Thursday, March 13, 2003

Don't be surprised if and when the malpractice caps bill passes the House. The battleground is going to be in the Senate, where the Republican majority is razor thin. Here's the text of the bill, for those of you with a lot of time on your hands.

Pushing the bill for the American Medical Association is its president, who is a doctor and lawyer. Inerestingly on the conflict of interest front, he also is a founding member of a physician liability insurance company. As a founding member, my guess is that he'd benefit from limitations on insurance exposure resulting from liability caps. If nothing else, as observed by the author of the linked article, it shows additional hidden ties between doctors and Big Insurance.

I'll make a point I've made before -- lawyers aren't asking for caps on damages in legal malpractice cases [and we are target defendants when we get sued]; why are doctors so special? Because they have their own lobby, as well as Big Insurance's lobby, pushing it.

UPDATE: Here's the story from Congressional Quarterly confirming the more difficult road the caps bill will have in the Senate. Two interesting points:

Democrats are expected to challenge the legislation on several fronts. First, they question Republicans' commitment to states' rights. They ask why Republicans who espouse a need to transfer power to the states want to impose federal caps on states that have chosen not to limit damages.

Democrats also have been challenging the fairness of caps on non-economic damages. They say that such limits harm people who do not earn a great amount of wages and would not be able to recover as many economic damages, which would remain unlimited under the bill.


Republicans talk about limiting the intrusions of the federal government when it suits their interests; when there's serious money involved, the concept of states' rights is simply ignored. Didn't Bush have as a campaign theme the goal of reducing the federal government?

ANOTHER UPDATE: Want to see video? Here's an interview for Real Player of a CQ reporter. This reporter sees this bill as possibly the start of a broader move to limit damages in all civil litigation. Apparently, there is also a patient safety bill, which would create a federally created database of medical "errors" [read: malpractice]. Guess what? Only doctors would have access to the data.

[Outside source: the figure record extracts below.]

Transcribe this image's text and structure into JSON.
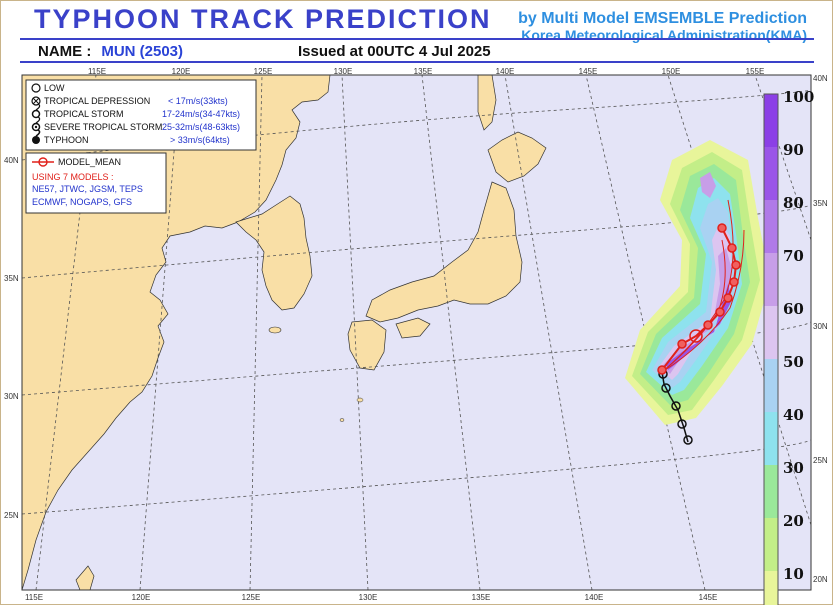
{
  "header": {
    "title": "TYPHOON  TRACK  PREDICTION",
    "subtitle_line1": "by Multi Model EMSEMBLE Prediction",
    "subtitle_line2": "Korea Meteorological Administration(KMA)",
    "name_label": "NAME :",
    "name_value": "MUN (2503)",
    "issued": "Issued at  00UTC  4 Jul 2025"
  },
  "map": {
    "top_lon_labels": [
      "115E",
      "120E",
      "125E",
      "130E",
      "135E",
      "140E",
      "145E",
      "150E",
      "155E"
    ],
    "bottom_lon_labels": [
      "115E",
      "120E",
      "125E",
      "130E",
      "135E",
      "140E",
      "145E"
    ],
    "left_lat_labels": [
      "40N",
      "35N",
      "30N",
      "25N"
    ],
    "right_lat_labels": [
      "40N",
      "35N",
      "30N",
      "25N",
      "20N"
    ],
    "colors": {
      "ocean": "#e4e4f7",
      "land": "#f9dfa6",
      "grid": "#555555",
      "track_mean": "#e0201a",
      "track_obs": "#111111"
    }
  },
  "legend": {
    "symbols": [
      {
        "name": "LOW",
        "speed": ""
      },
      {
        "name": "TROPICAL DEPRESSION",
        "speed": "< 17m/s(33kts)"
      },
      {
        "name": "TROPICAL STORM",
        "speed": "17-24m/s(34-47kts)"
      },
      {
        "name": "SEVERE TROPICAL STORM",
        "speed": "25-32m/s(48-63kts)"
      },
      {
        "name": "TYPHOON",
        "speed": "> 33m/s(64kts)"
      }
    ],
    "model_mean_label": "MODEL_MEAN",
    "models_heading": "USING 7 MODELS :",
    "models_line1": "NE57, JTWC, JGSM, TEPS",
    "models_line2": "ECMWF, NOGAPS, GFS"
  },
  "colorbar": {
    "labels": [
      "100",
      "90",
      "80",
      "70",
      "60",
      "50",
      "40",
      "30",
      "20",
      "10"
    ],
    "colors": [
      "#8b3fe6",
      "#9a55e8",
      "#b07ae8",
      "#c79ee8",
      "#dcc5f0",
      "#a9d2f2",
      "#8ee2ee",
      "#9ae89a",
      "#c3ee88",
      "#e8f59a"
    ]
  }
}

His opinion on action in the Senate? with 3 divergent approaches [Diane Feinstein wants a bill patterned on California's law; caps with exceptions for egregious cases; and of course strong caps with no exceptions]. His conclusion: it's a bit murky, and with a busy health care agenda, the Senate might not be able to hammer out an acceptable approach. He predicts that this issue will impact on the 2004 presidential race.